The Era of Coalitions

This is a shortened version of a longread ‘Why the ‘Transition 20s’ will be the Era of Coalitions’ by James Veenhoff

If you thought ‘lockdown’ was bad, let’s take a minute to think about the years ahead. We don’t need a crystal ball to predict the following: prosperity will fall, markets will be unstable, tough calls will be made that lead to widespread dissatisfaction. Still, it’s up to all of us to stay sane, kind and optimistic. Here’s three thoughts as we start to strategise ahead beyond the rebound.

I. React, Reimagine and Rebuild

Now we are starting to move cautiously out of ‘React to crisis’ mode, we need to take this once-in-a-lifetime opportunity to re-imagine our industry – and our roles within them. What business do we want to be a part of? Which elements of the ‘old normal’ do we choose to take with us, post-corona, and what do we leave behind?

This process is distinctly different from the cold, hard crisis response work that has served us well in the past weeks. Leaders should think about who – which perspectives – they want to surround themselves with for this activity. And they should heed Bill Joy’s wisdom: ‘No matter who you are, most of the smartest people work somewhere else’.

II. Form Clever Coalitions for Impact

We live in an ever-more unstable and polarised world, with interdependent value chains and scarce resources. Broad mandates and clear gives-and-takes between individual companies and the collective, are essential. New alliances, public-private partnerships and previously-unheard-of coalitions of parties will be essential to protect priorities as well as make bold decisions to move society forward.

Intelligently formed coalitions can create new standards and level playing fields. They can develop business models around change, and give mandate to corporations: an opportunity to deserve the right to play in commercial arenas. Government’s role in these new alliances is to ensure transparency, fairness and mandate – and to incentivize bold measures. They should wield the carrot and the stick with wisdom, not just bail out companies indiscriminately.

III. Make Progress Easy to Buy

These days there’s a lot of talk about ‘leaders’. Leaders should do this, leaders should do that. But let’s be honest: it’s going to take all of us to get society back on track in a new-and-improved way. In fact, change will most likely only ‘happen’ if we literally ‘buy into it’. So this is our assignment for the period ahead: to make progress easy to buy.
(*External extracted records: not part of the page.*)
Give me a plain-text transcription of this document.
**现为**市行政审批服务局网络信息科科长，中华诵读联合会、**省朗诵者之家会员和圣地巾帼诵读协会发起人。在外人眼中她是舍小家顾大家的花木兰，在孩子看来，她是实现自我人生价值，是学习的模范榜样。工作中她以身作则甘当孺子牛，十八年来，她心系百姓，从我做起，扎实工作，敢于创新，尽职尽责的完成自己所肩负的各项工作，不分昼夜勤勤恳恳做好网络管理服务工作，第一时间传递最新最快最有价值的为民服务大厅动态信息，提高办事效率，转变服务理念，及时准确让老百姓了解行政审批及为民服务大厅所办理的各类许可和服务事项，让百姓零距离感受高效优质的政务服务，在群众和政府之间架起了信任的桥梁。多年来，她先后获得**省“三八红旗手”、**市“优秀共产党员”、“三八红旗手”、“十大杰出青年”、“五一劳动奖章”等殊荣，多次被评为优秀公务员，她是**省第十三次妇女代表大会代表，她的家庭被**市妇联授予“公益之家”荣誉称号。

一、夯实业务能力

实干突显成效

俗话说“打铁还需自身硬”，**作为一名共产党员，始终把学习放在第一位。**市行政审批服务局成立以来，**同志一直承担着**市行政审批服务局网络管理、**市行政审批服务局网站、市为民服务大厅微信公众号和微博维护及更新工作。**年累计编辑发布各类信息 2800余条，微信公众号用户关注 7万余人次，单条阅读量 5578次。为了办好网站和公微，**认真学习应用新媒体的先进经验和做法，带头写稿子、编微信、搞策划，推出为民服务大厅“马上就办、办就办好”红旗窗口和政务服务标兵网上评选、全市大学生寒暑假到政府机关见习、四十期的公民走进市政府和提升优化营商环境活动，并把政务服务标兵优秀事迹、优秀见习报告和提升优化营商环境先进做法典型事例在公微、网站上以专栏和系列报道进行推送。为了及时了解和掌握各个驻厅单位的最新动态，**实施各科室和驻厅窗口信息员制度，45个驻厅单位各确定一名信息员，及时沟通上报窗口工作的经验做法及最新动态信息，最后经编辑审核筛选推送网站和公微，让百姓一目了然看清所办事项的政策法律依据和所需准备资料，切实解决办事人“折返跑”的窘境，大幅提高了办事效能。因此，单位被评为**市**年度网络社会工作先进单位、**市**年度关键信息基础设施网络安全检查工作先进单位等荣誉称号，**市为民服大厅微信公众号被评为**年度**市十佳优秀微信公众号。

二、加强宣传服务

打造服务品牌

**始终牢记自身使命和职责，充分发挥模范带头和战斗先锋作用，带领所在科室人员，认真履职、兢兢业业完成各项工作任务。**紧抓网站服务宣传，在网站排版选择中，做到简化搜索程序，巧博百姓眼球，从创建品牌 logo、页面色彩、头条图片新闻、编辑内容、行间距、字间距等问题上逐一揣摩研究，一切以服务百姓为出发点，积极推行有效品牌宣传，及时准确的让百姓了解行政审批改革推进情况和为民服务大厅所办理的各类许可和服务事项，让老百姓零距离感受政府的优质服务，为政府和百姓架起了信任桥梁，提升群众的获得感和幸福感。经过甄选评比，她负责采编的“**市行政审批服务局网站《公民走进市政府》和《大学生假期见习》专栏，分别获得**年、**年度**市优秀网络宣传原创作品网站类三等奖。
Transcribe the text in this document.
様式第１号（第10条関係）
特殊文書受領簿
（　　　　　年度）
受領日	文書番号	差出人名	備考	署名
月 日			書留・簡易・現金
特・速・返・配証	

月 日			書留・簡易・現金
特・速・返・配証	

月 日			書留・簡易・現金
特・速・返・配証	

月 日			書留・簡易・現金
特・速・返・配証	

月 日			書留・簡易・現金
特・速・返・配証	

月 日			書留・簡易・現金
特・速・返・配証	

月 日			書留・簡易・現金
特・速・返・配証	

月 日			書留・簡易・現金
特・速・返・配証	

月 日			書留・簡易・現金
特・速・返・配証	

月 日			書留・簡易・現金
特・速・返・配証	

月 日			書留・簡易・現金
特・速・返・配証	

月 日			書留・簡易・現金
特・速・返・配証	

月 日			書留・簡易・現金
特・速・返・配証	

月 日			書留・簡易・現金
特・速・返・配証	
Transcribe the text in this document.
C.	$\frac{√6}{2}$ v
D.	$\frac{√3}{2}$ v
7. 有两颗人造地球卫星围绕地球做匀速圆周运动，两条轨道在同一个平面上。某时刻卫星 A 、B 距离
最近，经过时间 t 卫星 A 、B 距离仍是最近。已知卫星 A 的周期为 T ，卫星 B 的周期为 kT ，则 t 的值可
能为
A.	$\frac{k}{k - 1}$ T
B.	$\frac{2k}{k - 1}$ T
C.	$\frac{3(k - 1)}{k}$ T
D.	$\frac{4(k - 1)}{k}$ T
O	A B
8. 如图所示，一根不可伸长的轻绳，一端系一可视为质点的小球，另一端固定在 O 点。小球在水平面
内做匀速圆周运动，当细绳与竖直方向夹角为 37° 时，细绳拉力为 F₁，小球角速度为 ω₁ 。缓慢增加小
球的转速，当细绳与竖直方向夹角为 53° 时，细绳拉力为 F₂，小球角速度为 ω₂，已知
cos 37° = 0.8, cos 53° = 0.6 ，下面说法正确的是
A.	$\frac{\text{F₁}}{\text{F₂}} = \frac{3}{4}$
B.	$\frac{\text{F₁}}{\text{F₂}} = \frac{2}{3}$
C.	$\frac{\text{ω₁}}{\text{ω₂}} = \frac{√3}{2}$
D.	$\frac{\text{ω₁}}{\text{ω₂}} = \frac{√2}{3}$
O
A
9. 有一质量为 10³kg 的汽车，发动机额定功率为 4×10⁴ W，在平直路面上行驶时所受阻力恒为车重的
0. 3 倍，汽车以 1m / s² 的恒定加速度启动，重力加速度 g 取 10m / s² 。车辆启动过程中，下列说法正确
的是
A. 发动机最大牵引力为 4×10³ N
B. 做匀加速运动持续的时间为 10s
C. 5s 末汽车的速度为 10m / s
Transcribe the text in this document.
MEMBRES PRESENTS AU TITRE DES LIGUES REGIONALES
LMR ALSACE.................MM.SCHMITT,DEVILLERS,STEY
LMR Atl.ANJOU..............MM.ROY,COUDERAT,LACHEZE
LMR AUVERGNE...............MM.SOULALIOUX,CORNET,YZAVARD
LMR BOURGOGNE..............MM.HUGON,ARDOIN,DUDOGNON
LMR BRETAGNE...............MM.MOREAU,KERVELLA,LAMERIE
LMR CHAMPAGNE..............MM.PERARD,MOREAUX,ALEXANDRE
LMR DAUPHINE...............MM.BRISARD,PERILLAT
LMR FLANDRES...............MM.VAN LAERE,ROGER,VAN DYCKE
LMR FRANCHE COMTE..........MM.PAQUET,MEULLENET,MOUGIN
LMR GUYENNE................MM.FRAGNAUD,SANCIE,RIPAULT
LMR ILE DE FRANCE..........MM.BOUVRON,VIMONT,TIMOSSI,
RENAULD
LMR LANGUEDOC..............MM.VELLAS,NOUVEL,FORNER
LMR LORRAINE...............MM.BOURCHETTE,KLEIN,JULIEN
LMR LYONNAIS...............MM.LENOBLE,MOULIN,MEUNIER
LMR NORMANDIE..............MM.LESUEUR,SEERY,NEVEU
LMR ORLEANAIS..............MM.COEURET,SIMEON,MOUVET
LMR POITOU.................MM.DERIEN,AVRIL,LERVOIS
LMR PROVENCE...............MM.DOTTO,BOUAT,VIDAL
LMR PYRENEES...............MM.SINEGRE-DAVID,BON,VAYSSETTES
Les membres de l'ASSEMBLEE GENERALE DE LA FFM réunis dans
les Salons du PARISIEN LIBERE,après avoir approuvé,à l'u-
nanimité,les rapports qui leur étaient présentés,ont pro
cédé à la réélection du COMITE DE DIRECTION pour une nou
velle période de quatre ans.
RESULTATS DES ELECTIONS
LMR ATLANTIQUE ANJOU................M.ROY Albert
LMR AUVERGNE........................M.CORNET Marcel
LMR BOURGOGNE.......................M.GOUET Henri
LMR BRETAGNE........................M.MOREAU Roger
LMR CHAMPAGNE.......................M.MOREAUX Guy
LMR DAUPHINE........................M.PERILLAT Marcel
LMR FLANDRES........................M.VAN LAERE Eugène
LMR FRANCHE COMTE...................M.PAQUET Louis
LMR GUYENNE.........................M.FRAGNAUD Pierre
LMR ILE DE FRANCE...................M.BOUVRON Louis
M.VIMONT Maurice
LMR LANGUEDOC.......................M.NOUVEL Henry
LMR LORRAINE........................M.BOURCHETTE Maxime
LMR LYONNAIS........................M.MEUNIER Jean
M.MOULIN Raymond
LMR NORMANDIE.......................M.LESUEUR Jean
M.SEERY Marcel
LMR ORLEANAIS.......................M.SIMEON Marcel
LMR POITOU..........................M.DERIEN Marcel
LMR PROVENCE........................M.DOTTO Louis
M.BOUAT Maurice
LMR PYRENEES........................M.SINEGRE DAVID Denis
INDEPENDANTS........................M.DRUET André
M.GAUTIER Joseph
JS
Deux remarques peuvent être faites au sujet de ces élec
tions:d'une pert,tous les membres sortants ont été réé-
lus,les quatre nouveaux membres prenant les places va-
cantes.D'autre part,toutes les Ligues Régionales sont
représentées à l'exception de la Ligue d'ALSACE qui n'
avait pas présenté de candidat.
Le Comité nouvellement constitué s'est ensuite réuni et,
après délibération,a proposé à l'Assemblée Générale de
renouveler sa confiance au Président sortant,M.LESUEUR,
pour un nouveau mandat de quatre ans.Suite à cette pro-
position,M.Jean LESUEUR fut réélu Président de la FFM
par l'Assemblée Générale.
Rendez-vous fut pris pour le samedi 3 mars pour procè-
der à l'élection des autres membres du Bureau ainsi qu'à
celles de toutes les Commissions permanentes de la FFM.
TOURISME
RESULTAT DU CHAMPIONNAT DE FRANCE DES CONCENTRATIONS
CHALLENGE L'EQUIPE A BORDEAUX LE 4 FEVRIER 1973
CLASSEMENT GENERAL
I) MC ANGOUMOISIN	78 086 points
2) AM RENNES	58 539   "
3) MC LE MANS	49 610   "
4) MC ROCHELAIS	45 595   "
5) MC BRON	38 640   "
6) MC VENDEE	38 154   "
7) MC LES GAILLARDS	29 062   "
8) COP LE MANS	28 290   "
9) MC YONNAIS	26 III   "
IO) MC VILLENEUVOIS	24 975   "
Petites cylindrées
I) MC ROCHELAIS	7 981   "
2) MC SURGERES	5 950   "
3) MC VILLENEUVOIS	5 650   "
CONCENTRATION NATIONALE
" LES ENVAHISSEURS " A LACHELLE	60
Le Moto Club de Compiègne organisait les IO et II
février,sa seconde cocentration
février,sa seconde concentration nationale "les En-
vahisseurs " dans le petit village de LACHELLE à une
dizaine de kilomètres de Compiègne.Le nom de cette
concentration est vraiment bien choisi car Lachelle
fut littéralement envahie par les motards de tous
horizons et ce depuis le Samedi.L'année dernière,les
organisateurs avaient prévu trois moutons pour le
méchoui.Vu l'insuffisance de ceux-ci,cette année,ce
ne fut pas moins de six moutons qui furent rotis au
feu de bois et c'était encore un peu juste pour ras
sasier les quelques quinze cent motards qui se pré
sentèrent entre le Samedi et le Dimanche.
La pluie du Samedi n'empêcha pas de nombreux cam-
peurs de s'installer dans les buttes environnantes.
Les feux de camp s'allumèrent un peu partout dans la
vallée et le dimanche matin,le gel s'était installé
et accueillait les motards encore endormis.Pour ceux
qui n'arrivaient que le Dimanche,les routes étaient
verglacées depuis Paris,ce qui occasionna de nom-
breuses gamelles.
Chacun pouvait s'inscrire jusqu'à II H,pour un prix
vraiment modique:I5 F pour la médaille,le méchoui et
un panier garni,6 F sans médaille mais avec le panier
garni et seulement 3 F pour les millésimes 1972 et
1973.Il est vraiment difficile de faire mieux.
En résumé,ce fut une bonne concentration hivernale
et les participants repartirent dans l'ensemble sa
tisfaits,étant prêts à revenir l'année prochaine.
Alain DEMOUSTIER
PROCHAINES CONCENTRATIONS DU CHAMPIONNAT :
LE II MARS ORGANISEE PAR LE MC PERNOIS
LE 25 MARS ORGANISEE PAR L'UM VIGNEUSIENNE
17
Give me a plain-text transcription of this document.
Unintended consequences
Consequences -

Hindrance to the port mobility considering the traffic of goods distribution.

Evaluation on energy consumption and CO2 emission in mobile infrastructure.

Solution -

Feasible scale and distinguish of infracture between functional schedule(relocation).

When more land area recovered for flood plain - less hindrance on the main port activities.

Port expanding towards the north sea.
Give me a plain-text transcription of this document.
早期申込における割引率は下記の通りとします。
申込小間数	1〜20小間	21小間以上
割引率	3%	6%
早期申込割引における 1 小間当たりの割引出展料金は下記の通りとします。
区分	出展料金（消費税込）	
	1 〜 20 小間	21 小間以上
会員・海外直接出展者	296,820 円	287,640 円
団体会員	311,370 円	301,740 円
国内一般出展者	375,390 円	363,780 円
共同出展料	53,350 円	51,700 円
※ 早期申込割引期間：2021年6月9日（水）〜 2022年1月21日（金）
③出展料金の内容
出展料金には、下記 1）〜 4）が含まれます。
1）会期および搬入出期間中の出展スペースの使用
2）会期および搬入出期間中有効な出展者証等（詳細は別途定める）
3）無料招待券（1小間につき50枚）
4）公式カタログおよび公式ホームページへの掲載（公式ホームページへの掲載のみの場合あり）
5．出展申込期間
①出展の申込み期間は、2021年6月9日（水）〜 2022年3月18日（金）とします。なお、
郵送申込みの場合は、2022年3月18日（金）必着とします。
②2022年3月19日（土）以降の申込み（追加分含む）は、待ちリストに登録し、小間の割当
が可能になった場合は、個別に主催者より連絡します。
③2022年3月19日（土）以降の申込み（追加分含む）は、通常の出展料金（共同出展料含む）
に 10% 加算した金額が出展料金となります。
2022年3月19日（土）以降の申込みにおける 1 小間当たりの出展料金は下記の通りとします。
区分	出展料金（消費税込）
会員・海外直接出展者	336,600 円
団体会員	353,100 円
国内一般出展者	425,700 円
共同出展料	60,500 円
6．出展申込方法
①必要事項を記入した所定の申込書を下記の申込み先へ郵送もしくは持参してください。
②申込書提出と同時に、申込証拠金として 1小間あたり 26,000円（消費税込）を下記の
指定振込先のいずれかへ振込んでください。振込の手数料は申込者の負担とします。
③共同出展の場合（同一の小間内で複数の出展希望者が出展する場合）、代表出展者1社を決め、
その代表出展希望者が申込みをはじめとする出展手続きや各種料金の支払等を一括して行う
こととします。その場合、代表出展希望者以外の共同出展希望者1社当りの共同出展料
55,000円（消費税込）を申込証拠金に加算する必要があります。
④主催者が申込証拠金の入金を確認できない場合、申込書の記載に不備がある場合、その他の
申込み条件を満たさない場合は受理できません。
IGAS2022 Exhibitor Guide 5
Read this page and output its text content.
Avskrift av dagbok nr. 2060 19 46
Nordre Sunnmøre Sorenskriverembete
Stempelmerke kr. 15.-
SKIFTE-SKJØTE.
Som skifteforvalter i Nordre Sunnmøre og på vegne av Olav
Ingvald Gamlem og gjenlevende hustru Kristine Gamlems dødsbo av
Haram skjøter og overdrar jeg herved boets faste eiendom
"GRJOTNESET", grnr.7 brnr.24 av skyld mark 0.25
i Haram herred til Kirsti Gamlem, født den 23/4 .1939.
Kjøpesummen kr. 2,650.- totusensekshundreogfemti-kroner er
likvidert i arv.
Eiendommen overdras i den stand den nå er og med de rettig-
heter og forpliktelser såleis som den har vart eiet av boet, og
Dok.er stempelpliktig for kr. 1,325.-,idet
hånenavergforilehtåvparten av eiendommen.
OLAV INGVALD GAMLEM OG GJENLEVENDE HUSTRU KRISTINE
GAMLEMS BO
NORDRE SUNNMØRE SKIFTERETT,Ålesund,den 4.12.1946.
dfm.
Companies have long used ‘consumer demand’ as an excuse to sell bad products. The reality is that we have made it very complicated and unappealing for consumers to buy cleaner, greener, smarter and fairer products. We must step up; make ‘Better Options’ as appealing, affordable and easy to buy as possible. If we can generate and harness consumer demand for honestly-priced, responsibly-made options, we can really make the transition happen. Green energy. Clean mobility. Sustainable cotton. True-cost travel. Local food. Demand will come from consumers, but the offer must come from companies. 

Let’s reimagine what our business should do, give and take. Then create smart coalitions with shared purpose and clear rules-of-play. And then turn progress into products and services that are easy to buy.